FieldOps, il cervello digitale che tiene insieme tutto
Il cervello che coordina e muove questo grande sistema si chiama FieldOps, l’ambiente digitale in cui confluiscono i dati di trattori, irroratrici, mietitrebbie, robot e sensori di campo.
Invece di ricevere informazioni spezzettate su terminali diversi, l’agricoltore ritrova in un’unica interfaccia i percorsi di lavoro, i consumi, le mappe, gli interventi di difesa ed eventuali allarmi. Da lì può programmare le lavorazioni, seguire in tempo reale cosa sta accadendo in ogni appezzamento e confrontare campagne diverse, con uno storico che diventa parte integrante dell’azienda quanto un capannone o un attrezzo.
Il tutto appoggiato a una connettività che non può più permettersi buchi: da qui la partnership con Starlink per garantire banda larga anche nelle aree rurali più isolate, dove la rete mobile tradizionale è spesso debole o assente.
I dati e il rischio di una rivoluzione a due velocità
Resta però un tema delicato: chi controlla davvero questa nuova materia prima, cioè i dati? CNH sostiene che restino di proprietà dei coltivatori e che la piattaforma sia aperta ad agronomi, consulenti e fornitori, senza rinchiudere l’azienda agricola in un recinto proprietario. Ma l’investimento in macchine, software, abbonamenti e formazione rischia di accentuare un dualismo già presente: aziende strutturate da una parte, realtà piccole o marginali dall’altra, per cui il salto digitale resta difficile da sostenere.
Qui la questione esce dai confini di un singolo gruppo industriale.
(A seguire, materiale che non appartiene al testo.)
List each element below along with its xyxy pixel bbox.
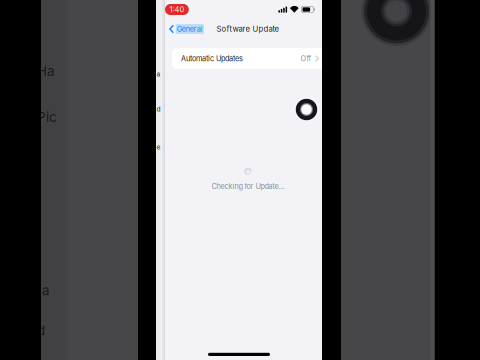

Nei prossimi anni la differenza la faranno tre fattori molto concreti: quanto questi sistemi saranno interoperabili, quanto costeranno davvero e quante competenze riusciranno a creare sul territorio. Se resteranno strumenti per pochi, i divari nella produzione agricola tenderanno ad allargarsi. Se diventeranno accessibili e diffusi, potranno incidere in modo misurabile su rese, uso delle risorse e impatto ambientale. L’intelligenza applicata ai campi è quindi una delle variabili che peseranno sulla disponibilità di cibo, e sulla tenuta economica del settore, nei prossimi decenni.